Tanzer later secured the agency for Albert-Frankenthal (now owned by Koenig & Bauer). Albert was well known for stop-cylinder presses and publication webs in gravure, letterpress, and offset. In 1962 one notable Tanzer sale was to the United Church Publishing House in Toronto. A massive Albert Rotary letterpress web, designed to print books, was installed at their Ryerson Press facility (now home to CITY-TV). The press was a disappointment and not specified for the type of work Ryerson required. Rumours of inducements between seller and buyer clouded the Albert sale as the press cost $650,000 ($ 6 million today). In 1971, the Albert was sold for scrap when no takers could be found.

The East German Polygraph equipment would turn into a windfall in later years as many sheetfed Planeta presses would find homes, mostly in Ontario and Quebec. PZO-6 and PVO-6 (two and four-colour) presses popped up in folding-box and commercial establishments. Then In 1965, Planeta built the Variant, a unitized press, which furthered Tanzer’s penetration into Canadian pressrooms. Planeta’s large-format carton “Variants” were quickly in vogue at many Canadian paper-box plants. Rolph-Clark-Stone Packaging, Toronto Carton, and Howell Litho & Cartons were heavy users of the 55-inch models because of the superior design for board printing. Tanzer would lose control of most of the lines, some to poor sales, and others, such as Krause-Wohlenberg, to competitors, but the East German equipment would remain until Tanzer’s death at 68 in 1980.

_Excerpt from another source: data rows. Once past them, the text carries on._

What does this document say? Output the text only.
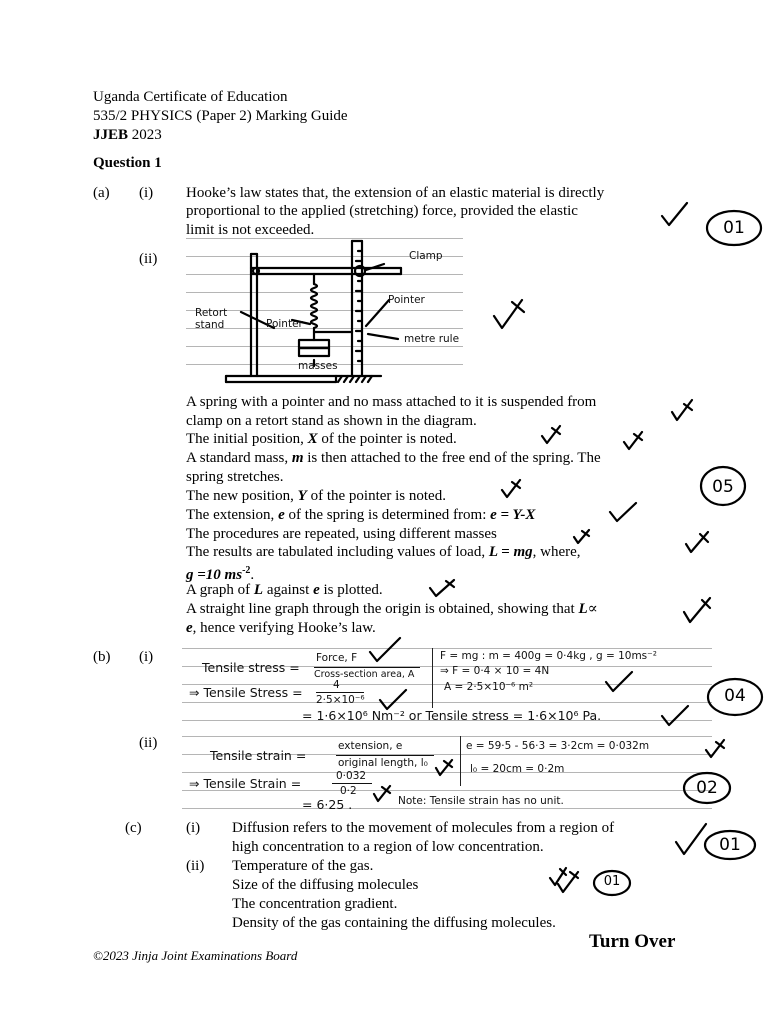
Uganda Certificate of Education
535/2 PHYSICS (Paper 2) Marking Guide
JJEB 2023
Question 1
(a) (i) Hooke’s law states that, the extension of an elastic material is directly
proportional to the applied (stretching) force, provided the elastic
limit is not exceeded.	01
(ii)	Clamp
Pointer
Retort
stand	Pointer
metre rule
masses
A spring with a pointer and no mass attached to it is suspended from
clamp on a retort stand as shown in the diagram.
The initial position, X of the pointer is noted.
A standard mass, m is then attached to the free end of the spring. The
spring stretches.
The new position, Y of the pointer is noted.
The extension, e of the spring is determined from: e = Y-X
The procedures are repeated, using different masses
The results are tabulated including values of load, L = mg, where,
g =10 $ms^{-2}$.
A graph of L against e is plotted.
A straight line graph through the origin is obtained, showing that L∝
e, hence verifying Hooke’s law.
05
(b) (i)
Tensile stress =
Force, F
Cross-section area, A
⇒ Tensile Stress =	4
2·5×10⁻⁶
F = mg : m = 400g = 0·4kg , g = 10ms⁻²
⇒ F = 0·4 × 10 = 4N
A = 2·5×10⁻⁶ m²
= 1·6×10⁶ Nm⁻² or Tensile stress = 1·6×10⁶ Pa.
04
(ii)
Tensile strain =
extension, e
original length, l₀
⇒ Tensile Strain =	0·032
0·2
e = 59·5 - 56·3 = 3·2cm = 0·032m
l₀ = 20cm = 0·2m
= 6·25 .	Note: Tensile strain has no unit.
02
(c)	(i) Diffusion refers to the movement of molecules from a region of
high concentration to a region of low concentration.
(ii) Temperature of the gas.
Size of the diffusing molecules
The concentration gradient.
Density of the gas containing the diffusing molecules.
01
01
Turn Over
©2023 Jinja Joint Examinations Board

My father worked for Tanzer as the province of Quebec’s salesman until 1964, when we relocated to Toronto. Once he brought me to Tanzer’s office on Eastern Avenue, I recall how distant Tanzer seemed as he showed me his Porcupinefish collection. A child in his office was an unwelcome distraction. Tanzer was, however, a much more focused taskmaster and, as my father later told me, difficult to work for. In looking back through time, I can see how Tanzer operated in the background, only embracing the light with an equipment sale that often jolted his competition. Two Planeta P-44 Variants were sold to Commercial Printcraft in Woodstock, Ontario. This ability to upsell eight printing units to one customer in the early 1970s was remarkable, especially for an unknown brand. The sale would keep the competition whispering that it had to be the price when it was just crafty salesmanship.

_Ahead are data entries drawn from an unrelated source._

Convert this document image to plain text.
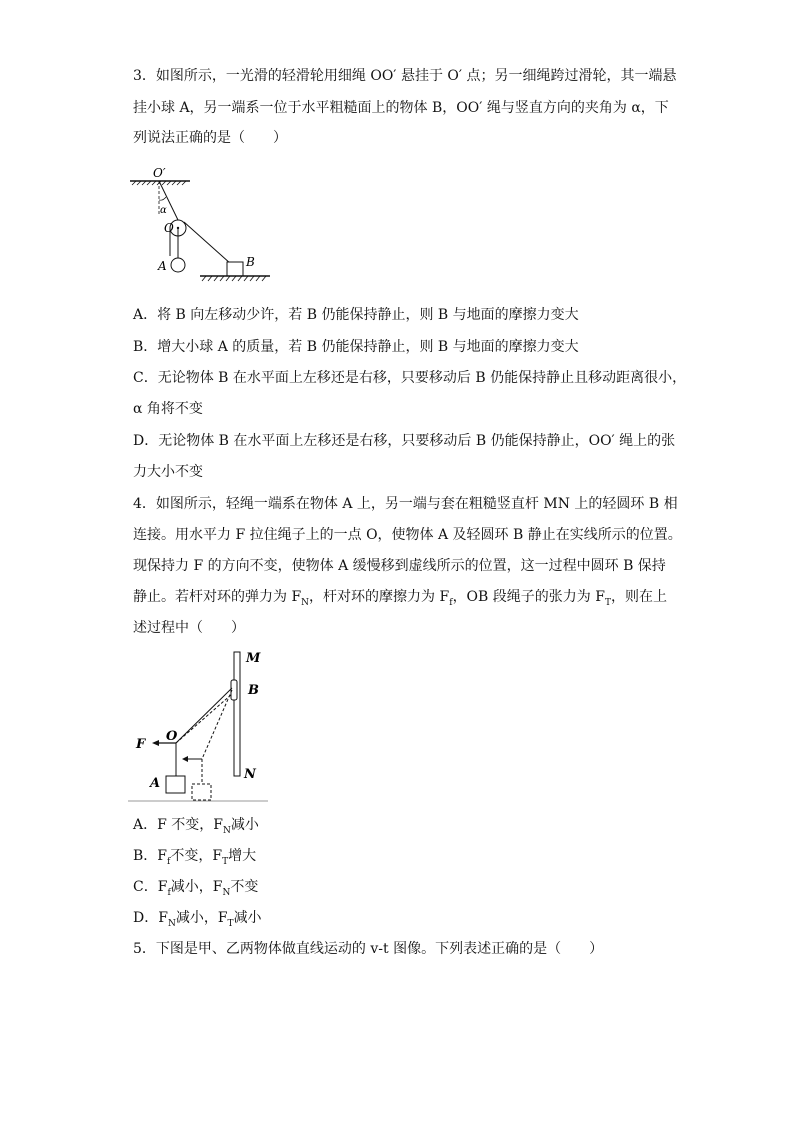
3．如图所示，一光滑的轻滑轮用细绳 OO′ 悬挂于 O′ 点；另一细绳跨过滑轮，其一端悬
挂小球 A，另一端系一位于水平粗糙面上的物体 B，OO′ 绳与竖直方向的夹角为 α，下
列说法正确的是（　　）
O′
α
O
A	B
A．将 B 向左移动少许，若 B 仍能保持静止，则 B 与地面的摩擦力变大
B．增大小球 A 的质量，若 B 仍能保持静止，则 B 与地面的摩擦力变大
C．无论物体 B 在水平面上左移还是右移，只要移动后 B 仍能保持静止且移动距离很小，
α 角将不变
D．无论物体 B 在水平面上左移还是右移，只要移动后 B 仍能保持静止，OO′ 绳上的张
力大小不变
4．如图所示，轻绳一端系在物体 A 上，另一端与套在粗糙竖直杆 MN 上的轻圆环 B 相
连接。用水平力 F 拉住绳子上的一点 O，使物体 A 及轻圆环 B 静止在实线所示的位置。
现保持力 F 的方向不变，使物体 A 缓慢移到虚线所示的位置，这一过程中圆环 B 保持
静止。若杆对环的弹力为 $F_N$，杆对环的摩擦力为 $F_f$，OB 段绳子的张力为 $F_T$，则在上
述过程中（　　）
M
B
N
O
F
A
A．F 不变，$F_N$减小
B．$F_f$不变，$F_T$增大
C．$F_f$减小，$F_N$不变
D．$F_N$减小，$F_T$减小
5．下图是甲、乙两物体做直线运动的 v-t 图像。下列表述正确的是（　　）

Working under the radar brought wealth to Tanzer, who also held an interest in a Toronto Knitwear company (Falcon Knitting Mills) through relatives in Europe. Not prone to generosity, surprisingly, in 1969, Tanzer (loaned) a new two-colour Planeta Variant P-24 press to the Toronto Lithographic [training] Institute.

Fred Tanzer
Siegfried Tanzer, centre, at the official opening of the Canadian Lithographic Institute in Toronto.

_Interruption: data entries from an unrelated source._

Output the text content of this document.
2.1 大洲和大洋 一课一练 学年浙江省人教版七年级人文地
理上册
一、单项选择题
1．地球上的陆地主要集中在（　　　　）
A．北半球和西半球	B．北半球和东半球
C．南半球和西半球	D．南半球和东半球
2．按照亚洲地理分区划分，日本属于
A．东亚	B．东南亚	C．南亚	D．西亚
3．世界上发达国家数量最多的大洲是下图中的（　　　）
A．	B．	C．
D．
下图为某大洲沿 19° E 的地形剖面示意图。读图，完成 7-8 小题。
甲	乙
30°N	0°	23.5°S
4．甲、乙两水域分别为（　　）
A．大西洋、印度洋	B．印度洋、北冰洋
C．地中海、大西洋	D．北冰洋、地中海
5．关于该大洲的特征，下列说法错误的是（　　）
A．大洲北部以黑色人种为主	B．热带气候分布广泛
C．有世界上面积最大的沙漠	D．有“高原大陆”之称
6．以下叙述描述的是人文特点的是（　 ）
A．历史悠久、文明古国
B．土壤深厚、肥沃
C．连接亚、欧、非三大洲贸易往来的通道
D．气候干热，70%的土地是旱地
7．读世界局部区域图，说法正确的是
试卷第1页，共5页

The differences between brothers Eric and Fred Tanzer are vast. Eric, the warm, pleasant, and generous patriarch of a much larger Pershke-Price agency in Britain, versus Fred, the dark, malevolent younger brother who shunned self-promotion. But one common trait shared was the uncanny ability to find key equipment agencies well before anyone else. Manroland, Komori, and Müller-Martini are three such firms that are today respected the world over. In a mid- 1950s Canada or USA, you’d be hard-pressed to know who these companies were. There have never been two brothers, separated by thousands of miles, who have made such an impact.